Although projects in the gray area may have to recertify due to substantive changes (“Substantive changes that may be subject to a protest may include, for example, a change in electrical generating equipment that increases power production capacity by the greater of 1 MW or 5 percent of the previously certified capacity of the QF, or a change in ownership in which an owner increases its equity interest by at least 10% from the equity interest previously reported”), FERC indicated that protestors “must demonstrate changed circumstances from the facts on which the Commission acted on the certification filing that call into question the continued validity of the earlier certification.” Thus, those QFs in the gray area today appear to be “safe.”

The true of impact of this change may prove significant where the 292.204(a)(2) test is used by the states to determine eligibility for certain QF programs aimed at small QFs and by FERC in applying it to maximum size thresholds for the must-purchase obligation and exemptions.

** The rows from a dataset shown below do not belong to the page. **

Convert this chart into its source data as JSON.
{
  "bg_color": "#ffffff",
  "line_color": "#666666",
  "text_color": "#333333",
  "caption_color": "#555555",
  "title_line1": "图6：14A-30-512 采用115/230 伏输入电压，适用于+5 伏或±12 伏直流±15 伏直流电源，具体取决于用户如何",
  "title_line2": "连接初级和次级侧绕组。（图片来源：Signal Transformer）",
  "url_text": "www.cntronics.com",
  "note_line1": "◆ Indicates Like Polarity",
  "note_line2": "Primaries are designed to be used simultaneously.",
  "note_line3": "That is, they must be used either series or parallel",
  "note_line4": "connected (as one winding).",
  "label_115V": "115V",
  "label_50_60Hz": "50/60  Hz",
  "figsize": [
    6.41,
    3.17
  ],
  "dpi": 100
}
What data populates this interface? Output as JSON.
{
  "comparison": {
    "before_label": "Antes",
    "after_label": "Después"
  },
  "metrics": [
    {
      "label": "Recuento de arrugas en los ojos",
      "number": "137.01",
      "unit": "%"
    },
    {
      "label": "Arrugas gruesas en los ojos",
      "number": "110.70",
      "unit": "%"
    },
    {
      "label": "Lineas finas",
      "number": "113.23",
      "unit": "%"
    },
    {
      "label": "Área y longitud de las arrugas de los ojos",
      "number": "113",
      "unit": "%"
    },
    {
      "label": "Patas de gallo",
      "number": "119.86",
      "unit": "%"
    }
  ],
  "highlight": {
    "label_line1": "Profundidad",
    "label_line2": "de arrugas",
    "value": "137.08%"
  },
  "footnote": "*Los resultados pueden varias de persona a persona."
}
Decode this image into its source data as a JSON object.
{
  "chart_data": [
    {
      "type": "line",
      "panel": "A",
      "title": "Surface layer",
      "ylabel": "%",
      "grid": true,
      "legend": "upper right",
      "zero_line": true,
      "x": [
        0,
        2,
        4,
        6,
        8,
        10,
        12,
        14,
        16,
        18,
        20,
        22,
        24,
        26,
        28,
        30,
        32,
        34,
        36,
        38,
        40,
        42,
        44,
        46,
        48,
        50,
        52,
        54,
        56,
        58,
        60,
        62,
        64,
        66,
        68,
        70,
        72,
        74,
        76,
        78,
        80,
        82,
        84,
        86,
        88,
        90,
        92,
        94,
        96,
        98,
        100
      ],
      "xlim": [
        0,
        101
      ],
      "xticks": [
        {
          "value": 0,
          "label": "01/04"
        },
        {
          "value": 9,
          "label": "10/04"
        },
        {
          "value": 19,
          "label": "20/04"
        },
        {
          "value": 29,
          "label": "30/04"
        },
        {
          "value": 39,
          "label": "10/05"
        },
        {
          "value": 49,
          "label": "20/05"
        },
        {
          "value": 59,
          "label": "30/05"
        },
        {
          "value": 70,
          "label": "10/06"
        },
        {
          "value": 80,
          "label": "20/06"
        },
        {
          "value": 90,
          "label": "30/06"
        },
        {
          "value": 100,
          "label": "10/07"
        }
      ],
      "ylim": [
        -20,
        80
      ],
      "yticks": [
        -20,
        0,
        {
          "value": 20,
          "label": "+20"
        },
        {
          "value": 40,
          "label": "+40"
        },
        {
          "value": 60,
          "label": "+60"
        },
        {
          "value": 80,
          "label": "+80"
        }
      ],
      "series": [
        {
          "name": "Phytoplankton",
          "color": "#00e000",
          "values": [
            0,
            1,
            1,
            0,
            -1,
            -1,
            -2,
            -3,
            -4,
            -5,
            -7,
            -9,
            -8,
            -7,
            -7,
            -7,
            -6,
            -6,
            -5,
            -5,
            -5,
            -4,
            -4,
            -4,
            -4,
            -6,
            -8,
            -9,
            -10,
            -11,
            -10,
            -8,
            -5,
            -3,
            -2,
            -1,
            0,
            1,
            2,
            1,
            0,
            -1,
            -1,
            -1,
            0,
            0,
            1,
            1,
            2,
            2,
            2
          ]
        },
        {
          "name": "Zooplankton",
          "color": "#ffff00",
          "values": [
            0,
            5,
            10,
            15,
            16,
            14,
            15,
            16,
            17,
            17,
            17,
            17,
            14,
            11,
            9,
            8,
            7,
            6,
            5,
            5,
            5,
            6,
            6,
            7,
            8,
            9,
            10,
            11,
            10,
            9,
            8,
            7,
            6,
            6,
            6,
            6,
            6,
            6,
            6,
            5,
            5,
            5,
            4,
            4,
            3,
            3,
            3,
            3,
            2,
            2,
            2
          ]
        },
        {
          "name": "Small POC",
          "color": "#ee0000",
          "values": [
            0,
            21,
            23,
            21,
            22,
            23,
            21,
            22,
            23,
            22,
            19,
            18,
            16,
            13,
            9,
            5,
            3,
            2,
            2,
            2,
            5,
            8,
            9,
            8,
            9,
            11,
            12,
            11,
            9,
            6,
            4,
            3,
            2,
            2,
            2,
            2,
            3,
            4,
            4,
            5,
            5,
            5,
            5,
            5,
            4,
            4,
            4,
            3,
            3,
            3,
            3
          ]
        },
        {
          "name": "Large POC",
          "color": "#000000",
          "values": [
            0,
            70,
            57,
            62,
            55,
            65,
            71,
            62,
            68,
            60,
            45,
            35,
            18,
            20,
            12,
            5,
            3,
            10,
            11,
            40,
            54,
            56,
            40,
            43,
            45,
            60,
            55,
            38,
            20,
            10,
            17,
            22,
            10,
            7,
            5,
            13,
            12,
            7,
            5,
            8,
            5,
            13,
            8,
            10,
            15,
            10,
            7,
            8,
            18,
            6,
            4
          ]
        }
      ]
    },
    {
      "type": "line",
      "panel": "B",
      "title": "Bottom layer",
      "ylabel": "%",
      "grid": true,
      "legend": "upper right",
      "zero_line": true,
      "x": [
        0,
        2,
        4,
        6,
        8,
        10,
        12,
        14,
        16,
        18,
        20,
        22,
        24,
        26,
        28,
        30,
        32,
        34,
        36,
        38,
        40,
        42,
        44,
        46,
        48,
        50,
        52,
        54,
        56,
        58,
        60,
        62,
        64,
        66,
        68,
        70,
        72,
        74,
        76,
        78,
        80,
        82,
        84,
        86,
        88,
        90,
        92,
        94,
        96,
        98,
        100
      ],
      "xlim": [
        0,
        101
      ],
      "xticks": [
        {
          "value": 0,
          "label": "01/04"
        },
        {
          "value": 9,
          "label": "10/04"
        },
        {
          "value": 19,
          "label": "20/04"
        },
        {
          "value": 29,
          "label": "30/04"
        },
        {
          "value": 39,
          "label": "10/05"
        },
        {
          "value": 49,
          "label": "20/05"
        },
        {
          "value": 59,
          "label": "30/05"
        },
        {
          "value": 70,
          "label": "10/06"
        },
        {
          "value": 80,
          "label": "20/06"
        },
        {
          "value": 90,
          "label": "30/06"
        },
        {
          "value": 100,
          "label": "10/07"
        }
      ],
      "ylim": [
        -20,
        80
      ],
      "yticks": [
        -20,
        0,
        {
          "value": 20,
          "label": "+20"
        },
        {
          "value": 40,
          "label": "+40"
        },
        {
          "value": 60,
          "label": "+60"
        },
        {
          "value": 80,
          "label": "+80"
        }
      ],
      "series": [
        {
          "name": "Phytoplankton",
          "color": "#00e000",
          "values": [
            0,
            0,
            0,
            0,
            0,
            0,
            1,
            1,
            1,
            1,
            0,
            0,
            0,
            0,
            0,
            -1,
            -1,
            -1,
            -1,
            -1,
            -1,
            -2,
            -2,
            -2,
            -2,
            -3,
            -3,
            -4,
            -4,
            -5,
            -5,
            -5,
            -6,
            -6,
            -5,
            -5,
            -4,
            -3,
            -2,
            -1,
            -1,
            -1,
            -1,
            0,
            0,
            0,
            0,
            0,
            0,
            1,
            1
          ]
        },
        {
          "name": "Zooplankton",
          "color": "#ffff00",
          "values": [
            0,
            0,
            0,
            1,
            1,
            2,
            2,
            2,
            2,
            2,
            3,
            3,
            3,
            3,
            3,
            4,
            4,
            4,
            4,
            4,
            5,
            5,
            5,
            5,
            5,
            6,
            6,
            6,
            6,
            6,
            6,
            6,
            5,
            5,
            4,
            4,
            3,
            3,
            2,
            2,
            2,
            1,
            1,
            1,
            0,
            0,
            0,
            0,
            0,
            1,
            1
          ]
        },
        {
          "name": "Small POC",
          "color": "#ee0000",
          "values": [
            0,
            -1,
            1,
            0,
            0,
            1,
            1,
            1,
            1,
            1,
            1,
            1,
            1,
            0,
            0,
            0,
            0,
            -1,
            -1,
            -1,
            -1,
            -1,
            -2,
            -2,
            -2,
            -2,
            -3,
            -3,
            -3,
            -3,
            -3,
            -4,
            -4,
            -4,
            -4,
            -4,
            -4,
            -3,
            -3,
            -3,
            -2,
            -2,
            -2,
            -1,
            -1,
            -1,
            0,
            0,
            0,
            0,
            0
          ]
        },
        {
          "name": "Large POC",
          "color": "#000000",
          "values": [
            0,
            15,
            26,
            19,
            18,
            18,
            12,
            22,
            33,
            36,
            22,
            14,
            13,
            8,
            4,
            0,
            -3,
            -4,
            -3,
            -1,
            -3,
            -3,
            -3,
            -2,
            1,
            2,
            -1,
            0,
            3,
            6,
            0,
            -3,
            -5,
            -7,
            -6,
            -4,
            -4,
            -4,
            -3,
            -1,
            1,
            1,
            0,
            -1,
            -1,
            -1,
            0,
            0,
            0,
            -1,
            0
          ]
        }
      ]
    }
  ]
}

Developers of new small QFs in particular may have to be much more cautious about siting to retain eligibility for certain state and federal benefits. The Final Rule also may burden lessors of small PV systems who, as a precaution, would feel obliged to look at a ten mile radius in self-certifying QFs that they own.

Energy Pricing Options for Contracts/LEOs Fixed at Time of the Obligation (18 C.F.R. § 292.304(d)). The permitting of a variable (or formula) energy price in a otherwise fixed rate contract while perhaps facially significant, really only is a significant change as to those few states that always had variable energy prices, but had to abandon them due to federal court litigation. Certainly, more states that never allowed variable or formula pricing may now permit it, but nothing stopped them from adopting such rates before court decisions issued in only the last five years. It was well-known that both California and most New England states had either formula or Locational Marginal Prices (LMPs)-based energy rates in place for over a decade. FERC never itself challenged these rates. The California, Massachusetts, and Connecticut state commissions, however all were compelled by litigation to look at the issue of adopting fixed energy rates after two federal circuit courts found this pricing illegal. Only California actually adopted (in the very last few months) a standard fixed energy price standard contract as a result of the litigation. Massachusetts and Connecticut may well return to LMPs for energy, which appears to remain an option under 18 C.F.R. § 292.304((d)(2), although the rebuttable presumption that such price represents avoided cost does not clearly apply to QFs choosing a LEO/contract over “as available” only status.

As noted, more states may be encouraged by LSEs and ratepayer advocates to move to non-fixed energy pricing but the impact of this move in 2020 is highly different in 2020 than in 1978-79. When PURPA was adopted, virtually all forecasts were of ever increasing energy prices. Today, if a state had to lock in a price for energy, the environment is far different and states would be hesitant to make the same types of decisions and allow for the same contract terms as they did in the 1980s, as the first QFs came on line. For example, California’s brand new standard fixed rate contract has a maximum term of twelve years, far fewer than when California originally implemented PURPA.